Près de trente ans d’existence, et seulement deuxième concert lyonnais (après les Nuits de Fourvière en 2018) pour les Écossais de Belle & Sebastian, formation gentiment culte sur le flanc de la pop ouvragée, inventive et fragile. Autant dire un événement pour quelques wagons de fans enamourés.
Formation modestement culte, aussi discrète qu’infiniment talentueuse, on ne peut pas dire qu’en près de trente ans d’existence, le groupe pop écossais Belle & Sebastian ait beaucoup gâté ses fans lyonnais par sa présence en live. Il avait même fallu attendre 2018 et l’amphithéâtre aimantant des Nuits de Fourvière pour que la bande de Stuart Murdoch se fende d’un passage dans la capitale des Gaules.

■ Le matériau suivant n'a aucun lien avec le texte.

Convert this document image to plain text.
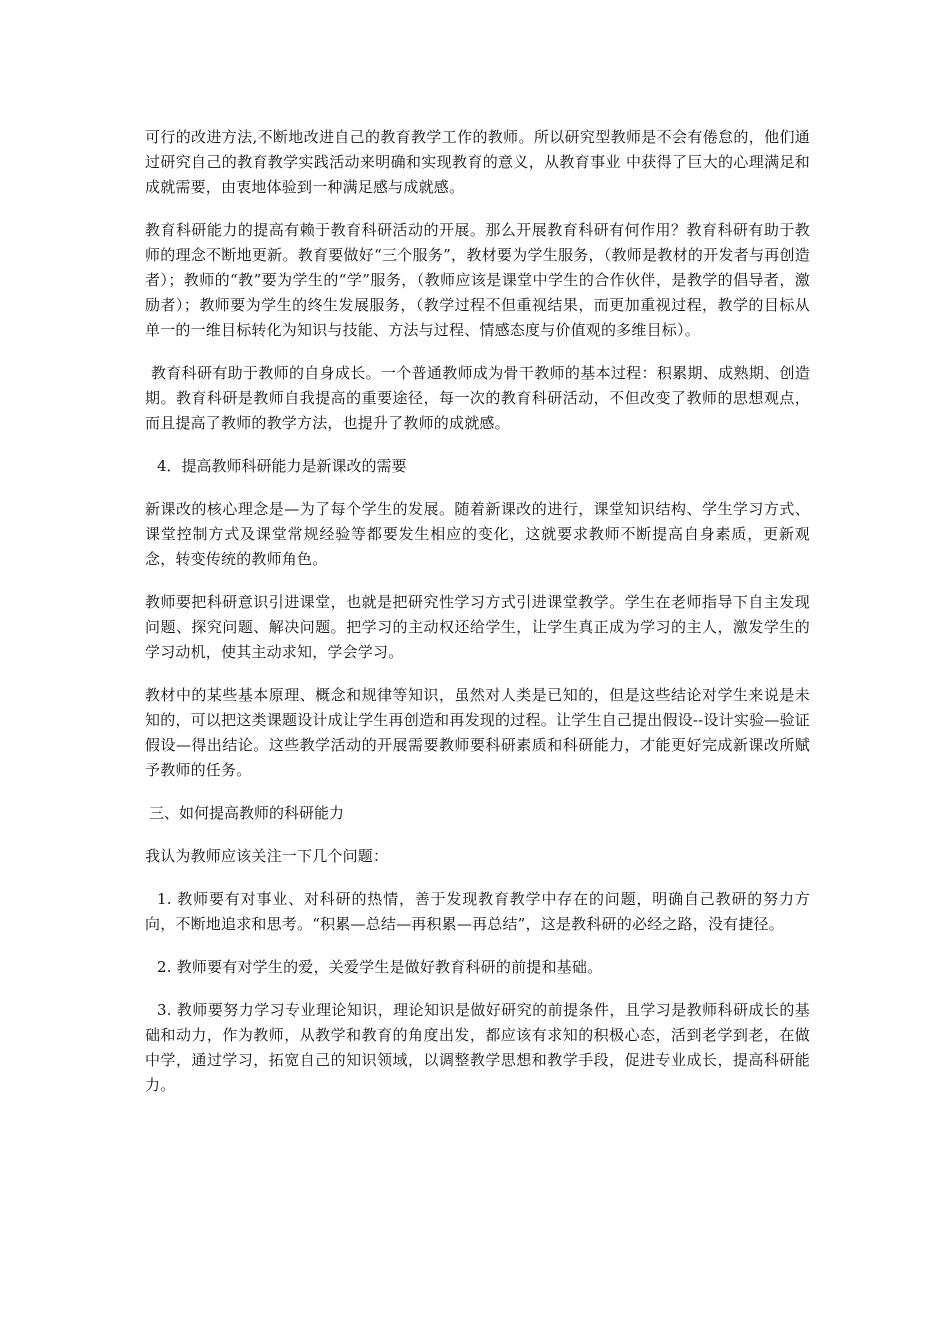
可行的改进方法,不断地改进自己的教育教学工作的教师。所以研究型教师是不会有倦怠的，他们通过研究自己的教育教学实践活动来明确和实现教育的意义，从教育事业 中获得了巨大的心理满足和成就需要，由衷地体验到一种满足感与成就感。

教育科研能力的提高有赖于教育科研活动的开展。那么开展教育科研有何作用？教育科研有助于教师的理念不断地更新。教育要做好“三个服务”，教材要为学生服务，（教师是教材的开发者与再创造者）；教师的“教”要为学生的“学”服务，（教师应该是课堂中学生的合作伙伴，是教学的倡导者，激励者）；教师要为学生的终生发展服务，（教学过程不但重视结果，而更加重视过程，教学的目标从单一的一维目标转化为知识与技能、方法与过程、情感态度与价值观的多维目标）。

教育科研有助于教师的自身成长。一个普通教师成为骨干教师的基本过程：积累期、成熟期、创造期。教育科研是教师自我提高的重要途径，每一次的教育科研活动，不但改变了教师的思想观点，而且提高了教师的教学方法，也提升了教师的成就感。

4．提高教师科研能力是新课改的需要

新课改的核心理念是—为了每个学生的发展。随着新课改的进行，课堂知识结构、学生学习方式、课堂控制方式及课堂常规经验等都要发生相应的变化，这就要求教师不断提高自身素质，更新观念，转变传统的教师角色。

教师要把科研意识引进课堂，也就是把研究性学习方式引进课堂教学。学生在老师指导下自主发现问题、探究问题、解决问题。把学习的主动权还给学生，让学生真正成为学习的主人，激发学生的学习动机，使其主动求知，学会学习。

教材中的某些基本原理、概念和规律等知识，虽然对人类是已知的，但是这些结论对学生来说是未知的，可以把这类课题设计成让学生再创造和再发现的过程。让学生自己提出假设--设计实验—验证假设—得出结论。这些教学活动的开展需要教师要科研素质和科研能力，才能更好完成新课改所赋予教师的任务。

三、如何提高教师的科研能力

我认为教师应该关注一下几个问题：

1. 教师要有对事业、对科研的热情，善于发现教育教学中存在的问题，明确自己教研的努力方向，不断地追求和思考。“积累—总结—再积累—再总结”，这是教科研的必经之路，没有捷径。

2. 教师要有对学生的爱，关爱学生是做好教育科研的前提和基础。

3. 教师要努力学习专业理论知识，理论知识是做好研究的前提条件，且学习是教师科研成长的基础和动力，作为教师，从教学和教育的角度出发，都应该有求知的积极心态，活到老学到老，在做中学，通过学习，拓宽自己的知识领域，以调整教学思想和教学手段，促进专业成长，提高科研能力。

Laquelle avait été accueillie avec émotion par les fans de toujours, moins nombreux que la colonie de suiveurs des BTS, mais malgré tout importante et surtout connaisseuse.

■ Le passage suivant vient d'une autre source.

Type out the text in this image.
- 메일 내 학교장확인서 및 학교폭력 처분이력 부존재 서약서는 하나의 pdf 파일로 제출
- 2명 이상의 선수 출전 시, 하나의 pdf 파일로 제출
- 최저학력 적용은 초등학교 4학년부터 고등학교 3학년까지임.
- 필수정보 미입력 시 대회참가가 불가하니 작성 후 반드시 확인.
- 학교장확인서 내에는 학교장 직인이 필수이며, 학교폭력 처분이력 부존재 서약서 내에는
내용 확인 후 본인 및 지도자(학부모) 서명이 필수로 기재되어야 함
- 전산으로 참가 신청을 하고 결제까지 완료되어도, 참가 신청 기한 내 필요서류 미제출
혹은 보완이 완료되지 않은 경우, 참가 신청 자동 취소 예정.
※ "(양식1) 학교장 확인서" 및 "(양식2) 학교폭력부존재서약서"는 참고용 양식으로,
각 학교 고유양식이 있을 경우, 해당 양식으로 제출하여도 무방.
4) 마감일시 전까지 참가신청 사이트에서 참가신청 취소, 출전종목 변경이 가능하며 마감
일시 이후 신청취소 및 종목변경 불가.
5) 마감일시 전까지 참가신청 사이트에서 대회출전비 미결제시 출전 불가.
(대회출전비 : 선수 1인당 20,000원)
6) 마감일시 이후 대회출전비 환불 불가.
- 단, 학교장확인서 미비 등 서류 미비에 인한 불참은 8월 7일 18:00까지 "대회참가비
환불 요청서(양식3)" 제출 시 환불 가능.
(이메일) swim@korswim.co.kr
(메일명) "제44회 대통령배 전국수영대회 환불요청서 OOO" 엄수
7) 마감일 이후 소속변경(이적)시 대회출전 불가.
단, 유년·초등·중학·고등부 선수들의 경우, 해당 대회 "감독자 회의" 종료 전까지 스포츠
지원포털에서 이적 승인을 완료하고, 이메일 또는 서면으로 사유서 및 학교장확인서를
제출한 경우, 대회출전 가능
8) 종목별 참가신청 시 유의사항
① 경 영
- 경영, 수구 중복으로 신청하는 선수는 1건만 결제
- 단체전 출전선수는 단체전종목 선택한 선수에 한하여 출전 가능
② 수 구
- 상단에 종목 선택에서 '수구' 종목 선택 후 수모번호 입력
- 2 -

Au vrai Belle & Sebastian a vécu au diapason de la personnalité de son héraut très discret, esthète fragile et fatigué chronique (il souffre de la maladie appelée encéphalomyélite myalgique, ce qui l’empêche, dans sa jeunesse, d’étudier mais visiblement pas de composer) dont on était à l’époque à peine surpris d’apprendre qu’il avait fondé son groupe dans une église.

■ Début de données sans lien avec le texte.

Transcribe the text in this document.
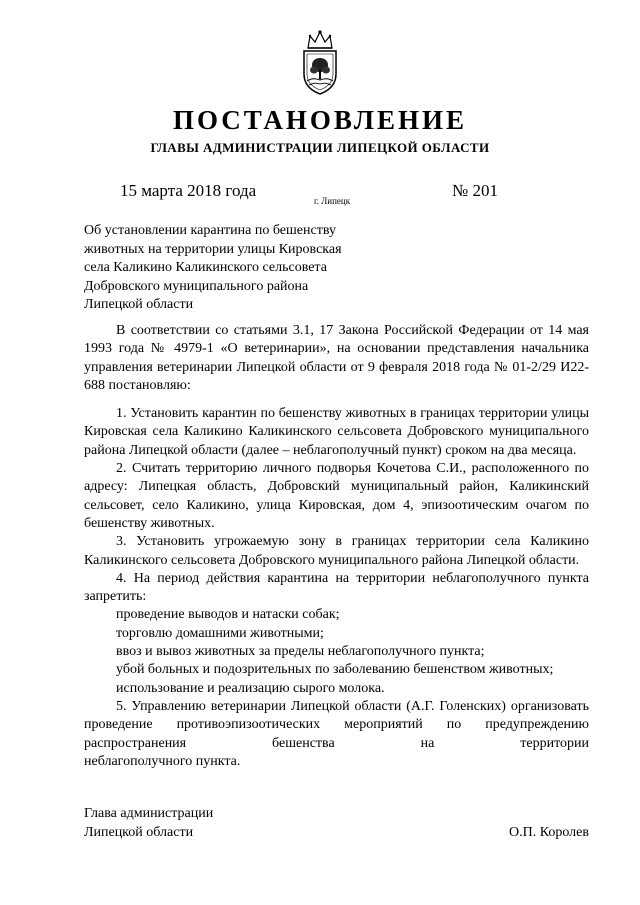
ПОСТАНОВЛЕНИЕ
ГЛАВЫ АДМИНИСТРАЦИИ ЛИПЕЦКОЙ ОБЛАСТИ
15 марта 2018 года
г. Липецк
№ 201
Об установлении карантина по бешенству
животных на территории улицы Кировская
села Каликино Каликинского сельсовета
Добровского муниципального района
Липецкой области

В соответствии со статьями 3.1, 17 Закона Российской Федерации от 14 мая 1993 года № 4979-1 «О ветеринарии», на основании представления начальника управления ветеринарии Липецкой области от 9 февраля 2018 года № 01-2/29 И22-688 постановляю:

1. Установить карантин по бешенству животных в границах территории улицы Кировская села Каликино Каликинского сельсовета Добровского муниципального района Липецкой области (далее – неблагополучный пункт) сроком на два месяца.

2. Считать территорию личного подворья Кочетова С.И., расположенного по адресу: Липецкая область, Добровский муниципальный район, Каликинский сельсовет, село Каликино, улица Кировская, дом 4, эпизоотическим очагом по бешенству животных.

3. Установить угрожаемую зону в границах территории села Каликино Каликинского сельсовета Добровского муниципального района Липецкой области.

4. На период действия карантина на территории неблагополучного пункта запретить:

проведение выводов и натаски собак;

торговлю домашними животными;

ввоз и вывоз животных за пределы неблагополучного пункта;

убой больных и подозрительных по заболеванию бешенством животных;

использование и реализацию сырого молока.

5. Управлению ветеринарии Липецкой области (А.Г. Голенских) организовать проведение противоэпизоотических мероприятий по предупреждению распространения бешенства на территории

неблагополучного пункта.

Глава администрации
Липецкой области	О.П. Королев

Nous sommes alors au mitan des années 90 et toute la (Grande-)Bretagne est occupée par la britpop, ses mélodies un peu rétros, ses guitares rugissantes, ses coupes de douilles et ses pénibles concours d’ego. Toute la Bretagne sauf le dénommé Stuart Murdoch, donc, qui, réfugié au premier étage d’une église dont il est le gardien et dont il se sert comme terrain d’expérimentation et studio d’enregistrement, résiste à l’envahisseur.
Tigermilk
Originaire d’Ayr, un port du sud-ouest écossais, il grandit dans la banlieue de Glasgow, où il fait office d’enfant de chœur (l’église est donc un terrain connu) et joue beaucoup de piano. Plus tard, il est tour à tour DJ, vendeur dans un magasin de disques et même représentant en bacon (un métier qui n’existe probablement qu’en Grande-Bretagne). Dans l’enfer britpop, Murdoch fait office de chérubin, il préfère l’isolement et la solitude des livres aux roulements d’épaule et aux “fucking fuck” balancés à la télévision. Il n’a le verbe haut (mais châtié) que dans ses chansons, dont il entame l’écriture pour pallier l’échec de ses études. Il les livres au départ en solo sous diverses appellations (dont La Pastie de la bourgeoisie, qui sera plus tard le titre d’un de ses morceaux).
Un soir dans un bar, il rencontre un type qui a la particularité d’être musicien et d’avoir le même prénom que lui : Stuart David. Les deux fondent Belle & Sebastian, du nom d’un roman de la Française Cécile Aubry, bien connu notamment pour son adaptation en série télé. Les deux recrutent un quatuor de musiciens d’où émergera rapidement la voix enfantine d’Isobel Campbell.
Le groupe est vite remarqué par un étudiant qui non seulement chasse des talents pour un jeune label, Jeepster, mais participe à un programme qui édite chaque année, comme un projet de fin d’études, le travail d’un artiste, en général un single. Belle & Sebastian est si convaincant qu’on lui propose carrément l’édition d’un album à mille exemplaires, qui aura pour titre Tigermilk et préfigurera tout le programme (y compris tardif) du groupe. Le disque tourne à la radio mais est évidemment rapidement sold out et devient une rareté si bien que pas grand monde ne l’a écouté (en France, personne) quand le groupe publie son deuxième disque, considéré comme son premier album : If You’re Feeling Sinister.